As "Hot Rod" Rick Munarriz pointed out on Monday, there's a bit of a spark in Detroit this week as manufacturers gather for the 2004 North American International Auto Show. With the economy thawing out and some interesting new models hitting the showrooms, carmakers are as optimistic as they've been in years.

Today, Ford (NYSE:F) added to the fun by saying it expects profits of $1.20 to $1.30 per share this year, about 12% to 21% higher than in 2003. That followed a similar growth forecast from rival General Motors (NYSE:GM) yesterday. Both companies -- and the last of the Big Three, DaimlerChrysler (NYSE:DCX) -- are encouraged by a sales uptick at the end of last year. Also telling is the fact that results overseas are on the rebound.
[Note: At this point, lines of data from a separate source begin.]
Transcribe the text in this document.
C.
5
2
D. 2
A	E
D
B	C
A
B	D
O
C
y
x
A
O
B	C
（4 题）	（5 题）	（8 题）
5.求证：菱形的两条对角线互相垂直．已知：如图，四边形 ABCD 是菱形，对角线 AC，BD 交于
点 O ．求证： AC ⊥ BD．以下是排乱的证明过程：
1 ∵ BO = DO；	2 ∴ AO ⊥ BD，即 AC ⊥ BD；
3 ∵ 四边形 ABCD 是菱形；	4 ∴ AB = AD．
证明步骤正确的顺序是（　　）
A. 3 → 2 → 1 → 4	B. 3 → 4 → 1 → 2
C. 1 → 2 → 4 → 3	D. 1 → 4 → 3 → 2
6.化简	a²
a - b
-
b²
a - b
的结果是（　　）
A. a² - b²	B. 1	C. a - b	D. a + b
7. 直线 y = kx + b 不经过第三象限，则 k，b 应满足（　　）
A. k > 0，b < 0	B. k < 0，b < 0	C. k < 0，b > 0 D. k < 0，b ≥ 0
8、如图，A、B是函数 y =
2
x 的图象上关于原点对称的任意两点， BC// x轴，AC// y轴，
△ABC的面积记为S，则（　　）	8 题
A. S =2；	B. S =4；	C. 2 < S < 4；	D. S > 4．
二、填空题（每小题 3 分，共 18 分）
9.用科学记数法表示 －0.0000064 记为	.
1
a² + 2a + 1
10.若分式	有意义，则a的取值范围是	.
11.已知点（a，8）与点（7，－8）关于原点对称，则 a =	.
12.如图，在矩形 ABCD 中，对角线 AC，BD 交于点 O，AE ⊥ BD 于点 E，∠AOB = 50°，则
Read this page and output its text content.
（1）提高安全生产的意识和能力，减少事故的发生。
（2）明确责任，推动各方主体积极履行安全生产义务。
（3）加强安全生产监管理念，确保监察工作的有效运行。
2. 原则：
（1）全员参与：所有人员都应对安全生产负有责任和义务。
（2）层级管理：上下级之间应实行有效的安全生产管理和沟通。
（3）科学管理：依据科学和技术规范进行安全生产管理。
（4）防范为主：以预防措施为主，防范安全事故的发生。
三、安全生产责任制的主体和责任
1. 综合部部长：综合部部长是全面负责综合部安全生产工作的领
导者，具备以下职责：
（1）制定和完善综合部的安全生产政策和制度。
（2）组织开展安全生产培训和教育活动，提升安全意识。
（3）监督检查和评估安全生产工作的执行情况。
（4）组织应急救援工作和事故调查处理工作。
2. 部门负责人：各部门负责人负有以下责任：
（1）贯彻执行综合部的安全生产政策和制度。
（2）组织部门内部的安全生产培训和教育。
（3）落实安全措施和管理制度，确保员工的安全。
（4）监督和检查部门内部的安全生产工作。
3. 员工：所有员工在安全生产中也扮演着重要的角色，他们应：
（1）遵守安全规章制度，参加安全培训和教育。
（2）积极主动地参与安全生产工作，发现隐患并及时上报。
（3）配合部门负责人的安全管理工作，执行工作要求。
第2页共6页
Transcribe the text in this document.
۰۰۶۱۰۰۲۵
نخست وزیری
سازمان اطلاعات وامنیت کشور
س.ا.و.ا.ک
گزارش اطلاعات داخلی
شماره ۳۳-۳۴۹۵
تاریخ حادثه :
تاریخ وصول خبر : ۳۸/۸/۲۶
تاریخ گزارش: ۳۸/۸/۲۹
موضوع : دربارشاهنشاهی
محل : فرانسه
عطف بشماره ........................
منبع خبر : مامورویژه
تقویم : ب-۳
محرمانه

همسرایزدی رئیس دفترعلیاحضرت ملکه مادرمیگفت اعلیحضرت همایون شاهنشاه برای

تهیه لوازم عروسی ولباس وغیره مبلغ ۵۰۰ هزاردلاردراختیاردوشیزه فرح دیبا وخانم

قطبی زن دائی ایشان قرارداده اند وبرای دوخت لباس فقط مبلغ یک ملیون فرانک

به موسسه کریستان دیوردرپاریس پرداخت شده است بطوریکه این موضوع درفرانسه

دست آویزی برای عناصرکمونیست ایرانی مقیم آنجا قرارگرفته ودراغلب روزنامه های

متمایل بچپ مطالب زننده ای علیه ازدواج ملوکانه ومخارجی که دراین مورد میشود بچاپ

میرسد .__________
The only piece out of place here is GM's announcement that it will offer 0% financing or rebates on most of its new vehicles through March 31. If there truly is optimism at the world's largest automaker, it's hard to see why it would yet again start chipping away at profit margins. Why not bite the bullet and drop the incentives? If sales do start to wane, there's always time to restart the program.

So far, Ford and DaimlerChrysler have yet to follow suit this time around. As for Japanese competitors Honda (NYSE:HMC), Toyota (NYSE:TOYOF), and Nissan (NYSE:NSANY), they've largely managed to stay above the 0% fray.